Until now, the question whether an insurer may preserve a defense by simply raising it in a letter denying coverage has only been addressed indirectly. In Havens, the Court found that the insurer had properly preserved its defenses by agreeing to defend the original action under a reservation of rights. Havens, supra at 67, 360 N.W.2d 183. However, the panel there did not hold that this was the only proper means of preserving defenses. In fact, the Court in Havens relied on Morrill v. Gallagher, 370 Mich. 578, 122 N.W.2d 687 (1963). The facts in Morrill are similar to those here. There, an insurer sent a letter to its insured denying coverage for a claim and was later subjected to garnishment proceedings. The insurer did not defend the insured, nor did it file a declaratory judgment action. When the garnishment action was instituted, the insurer attempted to raise a number of defenses. On those facts, the Supreme Court affirmed an order that only allowed the insurer to raise defenses that it had originally asserted in its letter denying coverage. Id. at 581-587, 122 N.W.2d 687. In so doing, the Supreme Court implicitly acknowledged that the defenses asserted in the letter were preserved. We believe that this is the correct rule, and we therefore hold that defenses raised in an initial letter denying coverage are preserved and may be raised in a later garnishment action. Thus, the trial court properly denied plaintiff's motion for summary disposition.
Next, plaintiff contends that the trial court erred in failing to strike two "new" defenses that ACGI raised in its answer. Generally, once an insurance company has denied coverage to an insured and stated its defenses, the company has waived or is estopped from raising new defenses. Smit v. State Farm Mut. Automobile Ins. Co., 207 Mich.App. 674, 679-680, 525 N.W.2d 528 (1994).[1] The first "new" defense identified by plaintiff on appeal involves ACGI's assertion that James Smith was not a resident of his wife's home when the incident occurred. There is no dispute that this defense was not raised in the initial letter of denial. However, any error that resulted from the trial court's refusal to strike this defense was harmless because the residency defense did not form the basis for the jury verdict in favor of ACGI.

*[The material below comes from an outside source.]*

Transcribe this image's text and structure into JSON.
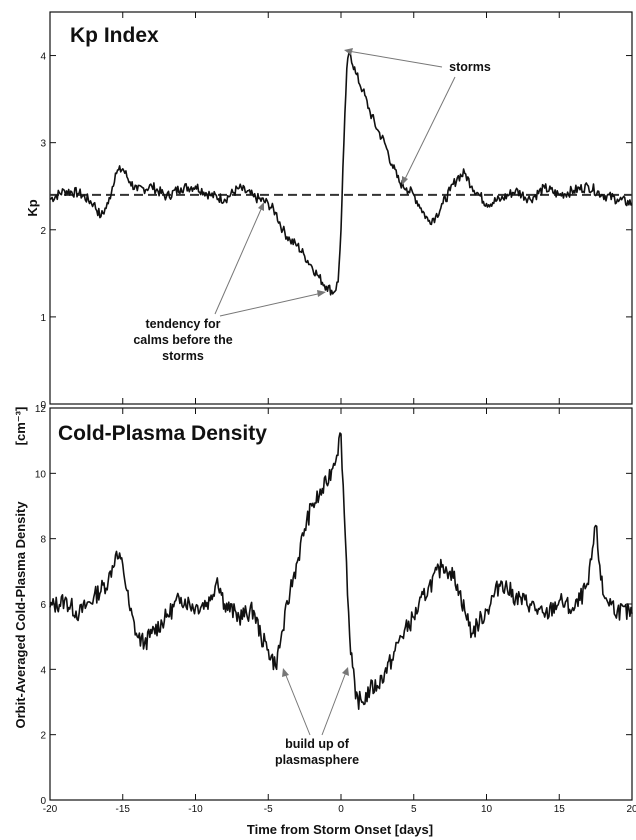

The other "new" defense identified by plaintiff involves ACGI's assertion that plaintiff's injuries were sustained as a result of the "natural, foreseeable and anticipatory unlawful and felonious acts" of James Smith. This was not actually a "new" defense. Rather, it was merely a restatement of the "occurrence" and "expected and intended" defenses that ACGI raised in its letter of denial. See Arco Industries Corp. v. American Motorists Ins. Co., 448 Mich. 395, 404-405, 531 N.W.2d 168 (1995); Frankenmuth Mut. Ins. Co. v. Piccard, 440 Mich. 539, 550-551, 489 N.W.2d 422 (1992). Thus, the trial *391 court did not err in refusing to strike this defense.
Affirmed.
[1] Exceptions to this general rule are set forth on pages 680-681, 525 N.W.2d 528 of Smit.